Jack gestured Kasuf and the old man up the ramp to the Stargate and with a slight smile on his face, Kasuf prompted the Returned One up the ramp and through the wormhole. One by one the members of SG-1 followed them. Last of them all was the Colonel, who turned at the top of the ramp to give his CO a jaunty little salute before stepping through the event horizon to Abydos.

"Tracking to destination..." The Sergeant called. It wasn't SOP to track travellers through the wormhole to the destination, but Hammond always found it comforting to know his people had reached their destination safely. "Uh-oh..."

That kind of reaction was never good in the SGC.

"Sergeant?"

"The wormhole hasn't gone to Abydos, sir..."

Hammond watched as the wormhole disconnected from the Stargate and the last flashes of energy dissipated into nothingness.

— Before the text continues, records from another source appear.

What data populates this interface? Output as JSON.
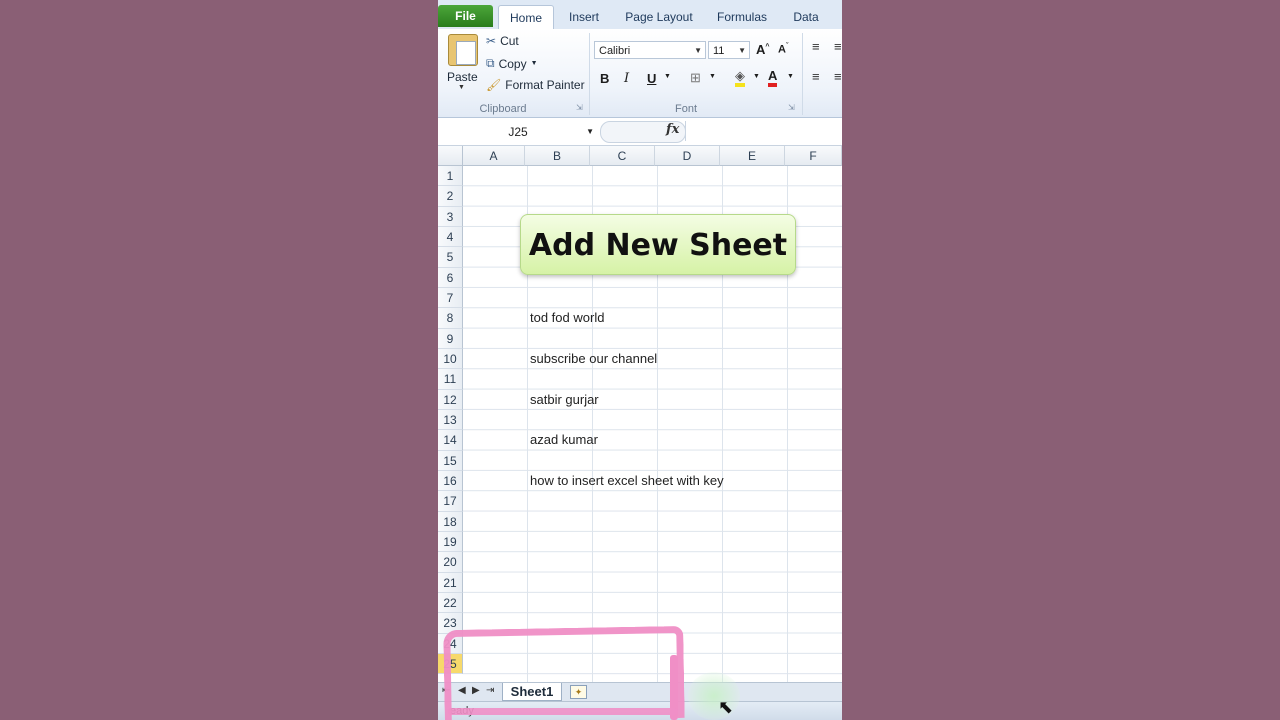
{
  "ribbon": {
    "tabs": [
      "File",
      "Home",
      "Insert",
      "Page Layout",
      "Formulas",
      "Data"
    ],
    "clipboard": {
      "paste": "Paste",
      "cut": "Cut",
      "copy": "Copy",
      "format_painter": "Format Painter",
      "label": "Clipboard"
    },
    "font": {
      "name": "Calibri",
      "size": "11",
      "bold": "B",
      "italic": "I",
      "underline": "U",
      "label": "Font"
    }
  },
  "formula_bar": {
    "name_box": "J25",
    "fx": "fx",
    "value": ""
  },
  "grid": {
    "columns": [
      "A",
      "B",
      "C",
      "D",
      "E",
      "F"
    ],
    "rows": [
      "1",
      "2",
      "3",
      "4",
      "5",
      "6",
      "7",
      "8",
      "9",
      "10",
      "11",
      "12",
      "13",
      "14",
      "15",
      "16",
      "17",
      "18",
      "19",
      "20",
      "21",
      "22",
      "23",
      "24",
      "25"
    ],
    "cells": [
      {
        "row": "8",
        "text": "tod fod world"
      },
      {
        "row": "10",
        "text": "subscribe our channel"
      },
      {
        "row": "12",
        "text": "satbir gurjar"
      },
      {
        "row": "14",
        "text": "azad kumar"
      },
      {
        "row": "16",
        "text": "how to insert excel sheet with key"
      }
    ]
  },
  "overlay": {
    "title": "Add New Sheet"
  },
  "sheets": {
    "tabs": [
      "Sheet1"
    ]
  },
  "status": {
    "text": "eady"
  },
  "colors": {
    "banner": "#d6f2a6",
    "highlight": "#f08fc6",
    "file_tab": "#2a7d1d"
  }
}
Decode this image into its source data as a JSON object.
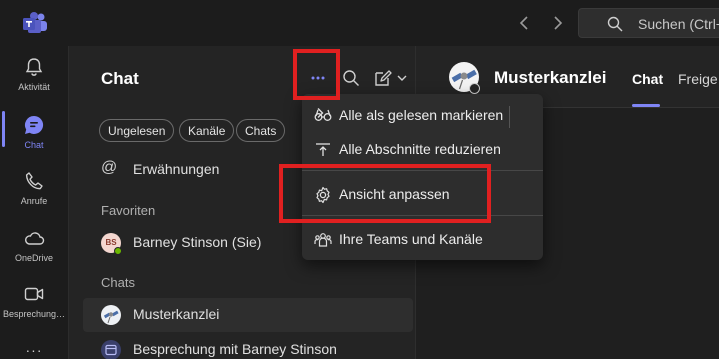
{
  "topbar": {
    "search_placeholder": "Suchen (Ctrl+"
  },
  "rail": {
    "items": [
      {
        "label": "Aktivität",
        "icon": "bell-icon"
      },
      {
        "label": "Chat",
        "icon": "chat-icon"
      },
      {
        "label": "Anrufe",
        "icon": "phone-icon"
      },
      {
        "label": "OneDrive",
        "icon": "cloud-icon"
      },
      {
        "label": "Besprechung…",
        "icon": "video-icon"
      }
    ],
    "more": "···"
  },
  "chat_pane": {
    "title": "Chat",
    "filters": [
      "Ungelesen",
      "Kanäle",
      "Chats"
    ],
    "mentions_label": "Erwähnungen",
    "favorites_header": "Favoriten",
    "favorites": [
      {
        "name": "Barney Stinson (Sie)",
        "initials": "BS"
      }
    ],
    "chats_header": "Chats",
    "chats": [
      {
        "name": "Musterkanzlei"
      },
      {
        "name": "Besprechung mit Barney Stinson"
      }
    ]
  },
  "main": {
    "title": "Musterkanzlei",
    "tabs": [
      "Chat",
      "Freige"
    ]
  },
  "menu": {
    "items": [
      {
        "label": "Alle als gelesen markieren",
        "icon": "glasses-icon"
      },
      {
        "label": "Alle Abschnitte reduzieren",
        "icon": "collapse-icon"
      },
      {
        "label": "Ansicht anpassen",
        "icon": "gear-icon"
      },
      {
        "label": "Ihre Teams und Kanäle",
        "icon": "teams-icon"
      }
    ]
  },
  "colors": {
    "accent": "#7f85f5",
    "highlight": "#e02020"
  }
}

"What?" The General looked from the computer to the idle Stargate. "Where has it gone? How did it...?"

"I don't know, sir." The technician called up a different screen and began typing commands into the system. "Sir, the last address dialled is coming up as Abydos," he glanced up at the wormhole tracker. "But that's not Abydos."

On the starmap indicating the galaxy, the double-circle indicating the final destination of the travellers who'd gone through the wormhole rested a long way from the nearby point which was known as Abydos.

"So where are they?" Hammond asked softly.